Changements de routine : La routine de votre tout-petit l’aide à comprendre ce qui va suivre, ce qui lui donne un sentiment de sécurité. Même de petites perturbations dans l’emploi du temps de votre enfant peuvent le perturber. Les voyages en famille, un changement de soignant et la rencontre d'un nouveau frère ou sœur présentent tous des changements importants qui peuvent déclencher plus de crises de colère chez votre tout-petit que d'habitude.

Même si votre enfant ne comprend pas complètement vos mots, lui parler au préalable des changements attendus peut aider. Si vous prévoyez un grand changement dans votre vie, comme un déménagement dans une nouvelle maison ou l'arrivée d'un frère ou d'une sœur, présenter l'idée à votre tout-petit des mois ou des semaines à l'avance peut le faciliter dans la transition. Expliquez comment le changement les affectera en utilisant des termes simples. Lire des livres sur les grands changements chez votre tout-petit peut également le préparer.
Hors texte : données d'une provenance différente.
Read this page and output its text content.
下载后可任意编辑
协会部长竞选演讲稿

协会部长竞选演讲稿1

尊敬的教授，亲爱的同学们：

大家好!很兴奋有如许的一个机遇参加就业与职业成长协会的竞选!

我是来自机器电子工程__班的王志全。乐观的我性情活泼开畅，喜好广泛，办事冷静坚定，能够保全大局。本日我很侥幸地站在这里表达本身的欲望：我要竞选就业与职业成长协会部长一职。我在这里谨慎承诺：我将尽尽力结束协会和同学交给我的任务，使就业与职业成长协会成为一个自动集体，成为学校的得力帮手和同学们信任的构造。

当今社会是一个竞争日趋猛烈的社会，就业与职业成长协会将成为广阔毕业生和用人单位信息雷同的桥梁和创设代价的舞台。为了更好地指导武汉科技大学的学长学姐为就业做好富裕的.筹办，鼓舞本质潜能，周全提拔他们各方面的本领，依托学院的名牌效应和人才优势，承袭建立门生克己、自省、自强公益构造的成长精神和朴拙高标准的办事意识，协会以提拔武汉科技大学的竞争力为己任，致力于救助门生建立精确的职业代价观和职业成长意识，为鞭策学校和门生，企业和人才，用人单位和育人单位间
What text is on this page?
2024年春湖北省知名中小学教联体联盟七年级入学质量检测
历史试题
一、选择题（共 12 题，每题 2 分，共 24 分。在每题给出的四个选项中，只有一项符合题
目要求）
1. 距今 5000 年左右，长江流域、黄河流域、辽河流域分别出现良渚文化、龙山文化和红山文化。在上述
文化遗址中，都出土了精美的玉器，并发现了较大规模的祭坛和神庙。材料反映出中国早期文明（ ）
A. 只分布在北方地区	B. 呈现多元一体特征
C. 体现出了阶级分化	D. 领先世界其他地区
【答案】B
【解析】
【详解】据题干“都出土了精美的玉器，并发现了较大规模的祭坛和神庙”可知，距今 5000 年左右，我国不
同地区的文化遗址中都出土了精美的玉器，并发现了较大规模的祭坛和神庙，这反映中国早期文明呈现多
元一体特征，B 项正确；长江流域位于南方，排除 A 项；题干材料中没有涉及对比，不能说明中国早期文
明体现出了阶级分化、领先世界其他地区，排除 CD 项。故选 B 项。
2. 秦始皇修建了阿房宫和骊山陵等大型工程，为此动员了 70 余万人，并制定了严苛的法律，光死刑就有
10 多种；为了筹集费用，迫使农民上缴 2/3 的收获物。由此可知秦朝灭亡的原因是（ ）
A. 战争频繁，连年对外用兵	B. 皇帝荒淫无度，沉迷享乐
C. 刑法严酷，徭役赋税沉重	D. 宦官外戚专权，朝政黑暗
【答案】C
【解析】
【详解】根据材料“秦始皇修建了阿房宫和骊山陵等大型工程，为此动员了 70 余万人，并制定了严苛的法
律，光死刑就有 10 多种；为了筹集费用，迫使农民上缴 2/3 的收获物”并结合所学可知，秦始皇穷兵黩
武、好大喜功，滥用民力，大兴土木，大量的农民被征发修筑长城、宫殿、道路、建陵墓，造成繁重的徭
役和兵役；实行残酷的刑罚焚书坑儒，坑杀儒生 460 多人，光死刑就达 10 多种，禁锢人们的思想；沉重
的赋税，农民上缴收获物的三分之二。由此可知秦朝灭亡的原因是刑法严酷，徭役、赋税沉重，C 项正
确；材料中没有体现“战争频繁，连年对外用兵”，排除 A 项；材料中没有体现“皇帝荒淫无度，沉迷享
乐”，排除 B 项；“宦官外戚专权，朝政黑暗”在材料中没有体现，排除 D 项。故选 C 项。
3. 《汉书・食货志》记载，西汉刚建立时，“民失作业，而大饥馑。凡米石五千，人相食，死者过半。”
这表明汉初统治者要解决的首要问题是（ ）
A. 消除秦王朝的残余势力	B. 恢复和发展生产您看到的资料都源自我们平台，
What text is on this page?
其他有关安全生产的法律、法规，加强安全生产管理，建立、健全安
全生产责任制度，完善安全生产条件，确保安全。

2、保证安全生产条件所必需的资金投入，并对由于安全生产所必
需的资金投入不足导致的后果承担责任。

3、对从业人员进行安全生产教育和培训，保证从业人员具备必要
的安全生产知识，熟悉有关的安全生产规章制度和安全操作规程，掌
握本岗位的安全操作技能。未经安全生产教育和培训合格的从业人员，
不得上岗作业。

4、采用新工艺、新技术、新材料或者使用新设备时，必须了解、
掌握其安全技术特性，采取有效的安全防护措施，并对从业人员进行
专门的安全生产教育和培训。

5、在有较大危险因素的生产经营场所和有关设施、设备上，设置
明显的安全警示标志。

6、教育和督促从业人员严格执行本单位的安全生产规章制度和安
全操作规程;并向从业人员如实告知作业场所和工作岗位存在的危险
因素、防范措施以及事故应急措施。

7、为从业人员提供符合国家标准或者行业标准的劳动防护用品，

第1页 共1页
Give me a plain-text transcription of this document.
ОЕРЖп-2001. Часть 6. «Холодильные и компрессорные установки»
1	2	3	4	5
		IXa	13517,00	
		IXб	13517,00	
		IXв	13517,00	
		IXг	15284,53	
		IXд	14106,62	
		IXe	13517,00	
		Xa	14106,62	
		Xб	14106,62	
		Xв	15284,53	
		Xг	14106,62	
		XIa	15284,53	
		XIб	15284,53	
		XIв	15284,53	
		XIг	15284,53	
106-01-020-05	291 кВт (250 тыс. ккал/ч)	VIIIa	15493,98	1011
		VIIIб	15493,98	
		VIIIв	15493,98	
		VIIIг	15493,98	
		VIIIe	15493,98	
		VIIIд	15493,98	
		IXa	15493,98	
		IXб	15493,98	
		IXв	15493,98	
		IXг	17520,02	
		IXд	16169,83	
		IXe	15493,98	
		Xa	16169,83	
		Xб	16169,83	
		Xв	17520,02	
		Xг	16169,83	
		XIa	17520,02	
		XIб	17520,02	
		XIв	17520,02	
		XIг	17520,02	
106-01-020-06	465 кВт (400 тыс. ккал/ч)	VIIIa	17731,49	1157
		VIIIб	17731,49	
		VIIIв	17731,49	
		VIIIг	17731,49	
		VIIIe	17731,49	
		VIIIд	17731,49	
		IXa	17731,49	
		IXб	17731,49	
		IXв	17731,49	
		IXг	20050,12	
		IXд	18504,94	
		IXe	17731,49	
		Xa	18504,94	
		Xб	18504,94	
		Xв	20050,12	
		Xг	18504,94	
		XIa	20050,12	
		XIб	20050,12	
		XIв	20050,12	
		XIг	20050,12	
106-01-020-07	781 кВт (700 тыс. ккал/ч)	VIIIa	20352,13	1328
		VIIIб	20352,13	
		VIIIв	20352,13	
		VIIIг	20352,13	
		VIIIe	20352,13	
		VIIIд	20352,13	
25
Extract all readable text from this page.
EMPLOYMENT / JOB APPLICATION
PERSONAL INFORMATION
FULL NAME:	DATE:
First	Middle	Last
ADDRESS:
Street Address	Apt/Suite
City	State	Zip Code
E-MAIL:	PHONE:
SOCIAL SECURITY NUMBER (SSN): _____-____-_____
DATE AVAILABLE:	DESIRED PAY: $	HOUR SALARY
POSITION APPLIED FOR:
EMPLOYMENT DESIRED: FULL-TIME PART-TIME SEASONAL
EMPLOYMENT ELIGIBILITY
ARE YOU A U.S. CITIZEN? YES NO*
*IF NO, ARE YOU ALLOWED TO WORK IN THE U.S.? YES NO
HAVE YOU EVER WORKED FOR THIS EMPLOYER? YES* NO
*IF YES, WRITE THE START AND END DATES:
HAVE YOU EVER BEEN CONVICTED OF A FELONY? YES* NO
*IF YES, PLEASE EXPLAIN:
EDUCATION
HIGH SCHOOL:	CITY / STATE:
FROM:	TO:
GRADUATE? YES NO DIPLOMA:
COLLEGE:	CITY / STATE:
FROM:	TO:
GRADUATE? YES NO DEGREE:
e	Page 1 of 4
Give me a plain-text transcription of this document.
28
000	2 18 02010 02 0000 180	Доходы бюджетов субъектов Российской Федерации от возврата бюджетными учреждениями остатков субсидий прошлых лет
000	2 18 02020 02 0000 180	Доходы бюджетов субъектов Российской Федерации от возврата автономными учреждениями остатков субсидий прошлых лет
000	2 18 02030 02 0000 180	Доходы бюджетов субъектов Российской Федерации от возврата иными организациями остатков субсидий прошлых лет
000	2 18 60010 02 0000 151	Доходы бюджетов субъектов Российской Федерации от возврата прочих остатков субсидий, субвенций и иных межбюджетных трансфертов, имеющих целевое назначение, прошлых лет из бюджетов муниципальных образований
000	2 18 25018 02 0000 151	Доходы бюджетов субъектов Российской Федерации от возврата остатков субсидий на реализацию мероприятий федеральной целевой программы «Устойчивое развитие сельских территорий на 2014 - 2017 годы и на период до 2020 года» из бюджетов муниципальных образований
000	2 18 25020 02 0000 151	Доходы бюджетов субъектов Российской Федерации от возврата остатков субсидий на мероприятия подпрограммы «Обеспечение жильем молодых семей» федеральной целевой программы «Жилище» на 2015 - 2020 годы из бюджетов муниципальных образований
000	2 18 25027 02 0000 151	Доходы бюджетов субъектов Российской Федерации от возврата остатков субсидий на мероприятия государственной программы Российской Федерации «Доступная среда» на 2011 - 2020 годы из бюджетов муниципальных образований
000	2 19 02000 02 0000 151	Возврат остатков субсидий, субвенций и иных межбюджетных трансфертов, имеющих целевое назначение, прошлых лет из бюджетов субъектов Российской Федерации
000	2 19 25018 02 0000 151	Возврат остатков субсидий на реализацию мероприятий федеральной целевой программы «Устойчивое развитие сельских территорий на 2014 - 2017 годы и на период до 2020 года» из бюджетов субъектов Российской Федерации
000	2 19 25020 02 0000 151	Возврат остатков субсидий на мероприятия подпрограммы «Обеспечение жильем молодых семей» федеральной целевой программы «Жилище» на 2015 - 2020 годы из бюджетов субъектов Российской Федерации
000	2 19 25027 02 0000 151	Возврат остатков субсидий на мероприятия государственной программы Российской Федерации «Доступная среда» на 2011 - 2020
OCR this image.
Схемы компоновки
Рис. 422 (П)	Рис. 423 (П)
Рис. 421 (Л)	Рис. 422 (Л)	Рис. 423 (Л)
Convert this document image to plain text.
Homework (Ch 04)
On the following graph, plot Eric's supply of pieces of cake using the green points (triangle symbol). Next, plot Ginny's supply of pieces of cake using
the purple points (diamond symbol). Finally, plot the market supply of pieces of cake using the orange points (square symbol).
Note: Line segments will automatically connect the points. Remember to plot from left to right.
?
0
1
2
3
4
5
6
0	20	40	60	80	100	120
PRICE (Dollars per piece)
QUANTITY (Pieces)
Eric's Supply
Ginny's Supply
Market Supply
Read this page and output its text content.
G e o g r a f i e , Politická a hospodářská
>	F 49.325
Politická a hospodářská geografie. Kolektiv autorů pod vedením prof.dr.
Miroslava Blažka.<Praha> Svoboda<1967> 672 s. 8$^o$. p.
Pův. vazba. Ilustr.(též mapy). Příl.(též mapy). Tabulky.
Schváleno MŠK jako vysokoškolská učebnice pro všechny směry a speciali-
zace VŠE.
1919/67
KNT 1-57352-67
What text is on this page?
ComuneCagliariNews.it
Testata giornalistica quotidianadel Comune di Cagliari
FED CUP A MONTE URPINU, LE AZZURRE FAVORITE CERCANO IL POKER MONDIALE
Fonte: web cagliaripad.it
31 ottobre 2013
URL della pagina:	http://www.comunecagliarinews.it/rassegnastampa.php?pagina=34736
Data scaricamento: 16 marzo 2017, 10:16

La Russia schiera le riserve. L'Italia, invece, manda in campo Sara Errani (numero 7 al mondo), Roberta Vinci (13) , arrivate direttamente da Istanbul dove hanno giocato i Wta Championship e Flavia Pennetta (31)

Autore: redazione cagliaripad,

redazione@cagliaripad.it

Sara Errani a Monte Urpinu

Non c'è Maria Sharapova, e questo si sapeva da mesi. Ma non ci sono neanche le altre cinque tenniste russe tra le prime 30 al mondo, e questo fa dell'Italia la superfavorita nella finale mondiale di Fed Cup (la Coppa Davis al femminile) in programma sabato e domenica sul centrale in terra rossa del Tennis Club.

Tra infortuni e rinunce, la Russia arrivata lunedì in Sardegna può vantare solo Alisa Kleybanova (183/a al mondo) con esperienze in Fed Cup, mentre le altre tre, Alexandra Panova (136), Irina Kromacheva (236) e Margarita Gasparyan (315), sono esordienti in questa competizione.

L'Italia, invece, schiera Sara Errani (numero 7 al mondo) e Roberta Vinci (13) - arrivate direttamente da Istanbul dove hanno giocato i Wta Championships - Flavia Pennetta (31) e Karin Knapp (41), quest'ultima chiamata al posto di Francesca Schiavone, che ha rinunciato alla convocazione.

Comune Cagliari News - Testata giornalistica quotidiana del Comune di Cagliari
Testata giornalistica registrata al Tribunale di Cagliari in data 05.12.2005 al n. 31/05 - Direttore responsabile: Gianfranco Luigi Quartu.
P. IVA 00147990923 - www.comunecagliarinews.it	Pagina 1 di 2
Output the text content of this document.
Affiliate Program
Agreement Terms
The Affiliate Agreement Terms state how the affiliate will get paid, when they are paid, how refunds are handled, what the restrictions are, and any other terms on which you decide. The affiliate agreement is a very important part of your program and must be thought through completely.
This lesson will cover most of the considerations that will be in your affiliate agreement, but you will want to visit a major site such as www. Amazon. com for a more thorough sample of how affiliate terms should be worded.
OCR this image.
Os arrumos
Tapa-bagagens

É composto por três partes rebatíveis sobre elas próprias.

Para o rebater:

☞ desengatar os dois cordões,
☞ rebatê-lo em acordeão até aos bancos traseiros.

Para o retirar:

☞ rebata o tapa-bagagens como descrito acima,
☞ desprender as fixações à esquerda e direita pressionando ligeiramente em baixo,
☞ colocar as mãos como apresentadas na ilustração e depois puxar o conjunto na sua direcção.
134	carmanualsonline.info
Transitions : Contrairement aux adultes qui peuvent planifier à l’avance et organiser leur emploi du temps, votre tout-petit vit pleinement dans l’instant présent. Transition passer d’une activité ou d’un lieu à un autre peut être difficile pour eux car ils ne possèdent pas encore les compétences des fonctions exécutives nécessaires pour changer facilement de vitesse.

Si possible, essayez de préparer votre tout-petit à l’avance aux transitions. Même s’ils n’ont probablement pas une notion du temps bien définie, prévenez-les un peu de la fin d’une activité et du début d’une autre. Si vous prévoyez de quitter la maison pour aller au magasin, par exemple, vous pourriez dire à votre tout-petit : Après avoir mis une voiture sur la rampe de course et de poursuite deux fois de plus, nous allons enfiler vos chaussures pour aller au magasin.

LIRE MAINTENANT : Quand il est temps de partir et que votre tout-petit ne veut pas partir

Quand les enfants arrêtent-ils de faire des crises de colère ?

Lorsque votre enfant est au stade de tout-petit et qu’il fait souvent des crises de colère, il est facile de penser que cette phase ne finira jamais. Mais à mesure que votre enfant grandit et commence à apprendre à gérer ses émotions fortes, ses crises de colère commenceront à diminuer. Les crises de colère ont tendance à culminer avant l’âge de 3 ans et à diminuer sensiblement à l’âge de 4 ans.

Quand faut-il s’inquiéter des crises de colère ?

Les crises de colère sont une partie attendue du développement des tout-petits et des années préscolaires. À mesure que les enfants acquièrent davantage de compétences linguistiques et s’entraînent à gérer des émotions fortes avec l’aide d’un parent, les crises de colère s’atténuent généralement.

Si de nombreuses crises de colère semblent résulter du fait que votre tout-petit a du mal à exprimer ses sentiments avec le langage, signalez-le à son pédiatre. En fonction de l’âge et du stade de développement de votre enfant, le médecin peut vous aider à déterminer s’il existe des retards de langage. Certaines recherches suggèrent que les enfants présentant un retard de développement du langage sont plus susceptibles d'avoir des crises de colère fréquentes et sévères.